The Small Health Care Provider Quality Improvement (Quality) grant program of the Health Resources and Services Administration’s (HRSA) Federal Office of Rural Health Policy funds rural primary care providers to improve patient care and health outcomes through the implementation of quality-improvement activities. The ultimate goal of the program is to promote the development of an evidence-based culture and delivery of coordinated care in the primary care setting. The three-year funding opportunity supports quality-improvement programs that focus on patients with the highest health care utilization due to chronic conditions, such as diabetes and cardiovascular disease. Grantees are required to implement an evidence-based quality-improvement model and use health information technology (HIT) to collect and use information on cost and quality.

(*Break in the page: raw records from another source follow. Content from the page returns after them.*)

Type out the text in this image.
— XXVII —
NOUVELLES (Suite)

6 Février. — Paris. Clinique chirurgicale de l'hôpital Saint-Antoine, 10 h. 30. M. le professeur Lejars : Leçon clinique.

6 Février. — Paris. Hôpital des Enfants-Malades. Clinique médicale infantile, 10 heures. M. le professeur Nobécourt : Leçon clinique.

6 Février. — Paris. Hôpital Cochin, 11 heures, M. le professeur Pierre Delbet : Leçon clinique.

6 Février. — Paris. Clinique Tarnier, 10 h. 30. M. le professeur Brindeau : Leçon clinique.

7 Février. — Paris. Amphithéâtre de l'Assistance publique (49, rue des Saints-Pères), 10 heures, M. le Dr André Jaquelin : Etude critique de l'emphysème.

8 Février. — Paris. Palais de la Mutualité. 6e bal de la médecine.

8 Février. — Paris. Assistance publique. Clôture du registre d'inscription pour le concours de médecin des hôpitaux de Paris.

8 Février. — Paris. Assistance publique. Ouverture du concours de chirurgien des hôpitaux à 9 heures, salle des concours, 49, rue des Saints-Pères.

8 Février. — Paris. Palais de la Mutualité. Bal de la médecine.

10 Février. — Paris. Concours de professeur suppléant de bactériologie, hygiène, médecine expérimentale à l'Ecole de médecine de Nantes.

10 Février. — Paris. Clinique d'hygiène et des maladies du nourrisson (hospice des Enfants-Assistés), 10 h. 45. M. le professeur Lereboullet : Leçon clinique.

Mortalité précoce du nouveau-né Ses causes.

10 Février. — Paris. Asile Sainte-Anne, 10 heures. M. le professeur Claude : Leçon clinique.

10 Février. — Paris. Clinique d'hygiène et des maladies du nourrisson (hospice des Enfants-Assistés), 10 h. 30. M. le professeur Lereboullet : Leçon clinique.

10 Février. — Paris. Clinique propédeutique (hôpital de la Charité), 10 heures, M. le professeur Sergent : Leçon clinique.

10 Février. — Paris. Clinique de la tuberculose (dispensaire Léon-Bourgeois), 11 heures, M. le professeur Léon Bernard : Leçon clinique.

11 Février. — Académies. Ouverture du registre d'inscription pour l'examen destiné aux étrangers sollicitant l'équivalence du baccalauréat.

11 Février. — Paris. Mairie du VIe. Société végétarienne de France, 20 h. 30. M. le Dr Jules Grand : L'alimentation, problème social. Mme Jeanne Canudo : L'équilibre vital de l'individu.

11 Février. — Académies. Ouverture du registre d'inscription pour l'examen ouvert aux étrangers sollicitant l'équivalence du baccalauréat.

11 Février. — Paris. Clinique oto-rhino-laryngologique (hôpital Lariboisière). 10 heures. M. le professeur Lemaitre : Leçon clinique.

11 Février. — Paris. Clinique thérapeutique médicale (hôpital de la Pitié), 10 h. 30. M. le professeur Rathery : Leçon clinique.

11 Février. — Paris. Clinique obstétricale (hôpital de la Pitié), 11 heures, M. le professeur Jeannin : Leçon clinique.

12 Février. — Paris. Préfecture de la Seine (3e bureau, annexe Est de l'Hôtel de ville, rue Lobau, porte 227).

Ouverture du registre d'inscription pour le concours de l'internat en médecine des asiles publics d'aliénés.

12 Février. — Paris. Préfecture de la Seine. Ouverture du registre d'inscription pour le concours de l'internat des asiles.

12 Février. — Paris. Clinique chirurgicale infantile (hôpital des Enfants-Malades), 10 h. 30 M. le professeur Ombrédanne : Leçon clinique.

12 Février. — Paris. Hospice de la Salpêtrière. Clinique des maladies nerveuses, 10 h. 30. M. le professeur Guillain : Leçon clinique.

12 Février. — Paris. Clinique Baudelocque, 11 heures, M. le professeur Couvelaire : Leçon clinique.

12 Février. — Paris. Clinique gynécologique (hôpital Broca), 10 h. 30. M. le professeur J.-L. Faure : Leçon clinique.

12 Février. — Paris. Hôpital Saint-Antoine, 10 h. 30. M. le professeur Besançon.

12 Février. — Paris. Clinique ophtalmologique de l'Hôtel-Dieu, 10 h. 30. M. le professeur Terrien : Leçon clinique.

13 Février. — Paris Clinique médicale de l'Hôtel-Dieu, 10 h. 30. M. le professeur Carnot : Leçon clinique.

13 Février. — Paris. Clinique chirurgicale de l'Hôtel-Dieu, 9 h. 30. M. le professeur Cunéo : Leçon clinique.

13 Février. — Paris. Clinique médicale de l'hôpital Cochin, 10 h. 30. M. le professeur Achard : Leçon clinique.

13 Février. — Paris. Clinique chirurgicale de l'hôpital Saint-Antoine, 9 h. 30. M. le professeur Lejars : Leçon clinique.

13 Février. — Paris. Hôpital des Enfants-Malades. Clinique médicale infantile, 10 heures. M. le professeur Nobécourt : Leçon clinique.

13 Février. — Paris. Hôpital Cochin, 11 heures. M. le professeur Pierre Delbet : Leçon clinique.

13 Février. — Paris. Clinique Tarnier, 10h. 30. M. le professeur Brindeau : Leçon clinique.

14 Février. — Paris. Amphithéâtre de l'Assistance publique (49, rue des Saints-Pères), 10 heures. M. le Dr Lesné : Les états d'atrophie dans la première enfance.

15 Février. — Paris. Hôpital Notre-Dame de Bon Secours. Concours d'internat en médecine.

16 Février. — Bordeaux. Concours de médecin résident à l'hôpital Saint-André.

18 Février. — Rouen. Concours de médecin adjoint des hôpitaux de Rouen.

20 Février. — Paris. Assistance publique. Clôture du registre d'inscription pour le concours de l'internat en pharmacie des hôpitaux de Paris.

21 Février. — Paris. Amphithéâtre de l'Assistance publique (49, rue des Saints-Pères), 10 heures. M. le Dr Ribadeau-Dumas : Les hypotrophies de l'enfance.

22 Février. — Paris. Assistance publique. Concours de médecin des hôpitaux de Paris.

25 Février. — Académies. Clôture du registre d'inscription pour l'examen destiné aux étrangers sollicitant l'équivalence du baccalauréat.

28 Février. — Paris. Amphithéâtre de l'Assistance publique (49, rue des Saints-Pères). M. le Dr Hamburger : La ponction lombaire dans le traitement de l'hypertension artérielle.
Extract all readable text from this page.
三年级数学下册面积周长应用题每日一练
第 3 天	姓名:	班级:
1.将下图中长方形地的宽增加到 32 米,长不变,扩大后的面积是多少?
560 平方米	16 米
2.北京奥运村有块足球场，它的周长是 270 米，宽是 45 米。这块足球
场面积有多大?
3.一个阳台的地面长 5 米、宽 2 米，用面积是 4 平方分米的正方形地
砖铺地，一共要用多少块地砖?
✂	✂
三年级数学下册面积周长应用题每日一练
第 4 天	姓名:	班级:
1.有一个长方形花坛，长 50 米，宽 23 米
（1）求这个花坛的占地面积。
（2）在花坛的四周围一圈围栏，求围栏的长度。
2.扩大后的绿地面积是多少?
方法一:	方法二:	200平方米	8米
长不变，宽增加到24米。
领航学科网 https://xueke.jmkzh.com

The Community Health Systems Development team at the Georgia Health Policy Center (GHPC) has long-standing experience in providing technical assistance for direct services grantees of HRSA programs, including working with 29 grantees of the Quality grant program. GHPC uses a dynamic, team-based technical assistance program, capable of providing tailored technical assistance for each community. While based on the grantee’s needs, technical assistance can focus on developing and strengthening partnerships, implementing services, evaluating effectiveness, and planning for sustainability.
The GHPC team has a deep understanding of rural communities. Funded Quality grantees have been working on a range of quality initiatives that include patient navigation, discharge planning processes, chronic disease care management, integration of telehealth services, achievement of meaningful use, care coordination, and the linkage of interoperable electronic health records and registries across multiple clinical sites.
To achieve successful implementation of these quality initiatives, grantees are incorporating different models (e.g., Chronic Care Model, Institute for Healthcare Improvement Model for Improvement, Patient-Centered Medical Home), tools (e.g., risk stratification tools such the Tier Assignment Tool and the Johns Hopkins Adjusted Clinical Groups system), and decision-making and management approaches (e.g., Lean Six Sigma, Plan-Do-Study-Act) into their work.